Кто знает, может в этом есть сермяжная правда?
Элизабет
Граф Гарри вернулся в Веймар из Берлина последним поездом. Было уже поздно идти в Архив к Элизабет, и он отложил визит на следующий день, предвидя неприятный разговор с упреками и слезами. Реальных причин для ссоры не было, но он за эти годы хорошо изучил свою верную союзницу и понимал, когда за нее говорит не она сама, а пасторская дочь, с детства затвердившая занудную отцовскую мораль.
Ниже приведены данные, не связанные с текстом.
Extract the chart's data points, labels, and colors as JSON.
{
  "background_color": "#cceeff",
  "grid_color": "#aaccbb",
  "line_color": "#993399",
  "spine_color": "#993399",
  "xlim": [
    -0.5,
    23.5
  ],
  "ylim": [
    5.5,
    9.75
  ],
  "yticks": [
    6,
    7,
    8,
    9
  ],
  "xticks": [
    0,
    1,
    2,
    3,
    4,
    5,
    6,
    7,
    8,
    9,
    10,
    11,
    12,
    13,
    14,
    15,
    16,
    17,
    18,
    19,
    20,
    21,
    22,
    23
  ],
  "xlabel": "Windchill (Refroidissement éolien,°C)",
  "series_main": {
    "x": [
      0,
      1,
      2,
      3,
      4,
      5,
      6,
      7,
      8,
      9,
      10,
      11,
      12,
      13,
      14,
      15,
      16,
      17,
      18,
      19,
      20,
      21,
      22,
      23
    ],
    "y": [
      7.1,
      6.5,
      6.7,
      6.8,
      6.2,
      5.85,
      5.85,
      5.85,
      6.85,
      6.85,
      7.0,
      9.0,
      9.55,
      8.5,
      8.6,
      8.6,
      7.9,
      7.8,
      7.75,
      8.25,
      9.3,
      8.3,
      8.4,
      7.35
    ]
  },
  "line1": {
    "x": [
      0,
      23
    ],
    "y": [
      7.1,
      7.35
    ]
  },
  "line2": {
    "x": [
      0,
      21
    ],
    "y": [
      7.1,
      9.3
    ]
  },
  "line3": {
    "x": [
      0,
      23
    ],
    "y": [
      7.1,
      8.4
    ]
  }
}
Даже удивительно, как Элизабет, усердно пропагандируя беспощадную идеологию своего великого брата, не могла принять ни одного поступка, соответствующего этой идеологии.
Все было, как Гарри и предвидел, отправляясь в Архив Ницше. Взбежав по лестнице наверх, он приоткрыл дверь в кабинет и осторожно заглянул. Элизабет стояла у окна, прижавшись лицом к стеклу, плечи ее вздрагивали. Он тихо постучал в дверь и кашлянул. Элизабет отпрянула от окна и резко обернулась — лицо ее было искажено гневом.
— Как ты мог со мной так поступить? — прорыдала она, простирая к нему руку, в которой было зажато то самое письмо.
— В чем дело, Лиззи? — невинно спросил он, делая шаг навстречу. — Что тебя так огорчило?
Она яростно швырнула письмо ему в лицо — даже упоминание ласкательного детского имени не помогло.
— Будто ты не понимаешь!
Он ловко перехватил бумажный комок за миллиметр от левого глаза, положил его на стол и аккуратно разгладил.
— Так, значит, ты получила письмо о создании фонда памяти Фридриха Ницше. И что в нем такого плохого, чтобы плакать?
— А то, что вы хотите отобрать у меня мой Архив! Отобрать и присвоить!
Как он и ожидал — инстинкт самосохранения сработал у нее безупречно.
— Откуда эта безумная идея?
— Будто я не знаю, для чего создаются фонды! Меня хорошо прокатили в Парагвае с так называемым фондом развития. Вышвырнули прочь, как слепого котенка, без прав и без копейки!
— Но там председателем фонда был не я!
— А ты, конечно, на такое не способен, да? Что-то помнится мне, как мы с помощью фонда отобрали у моей мамы права на произведения Фрицци. Не ты ли был тогда председателем?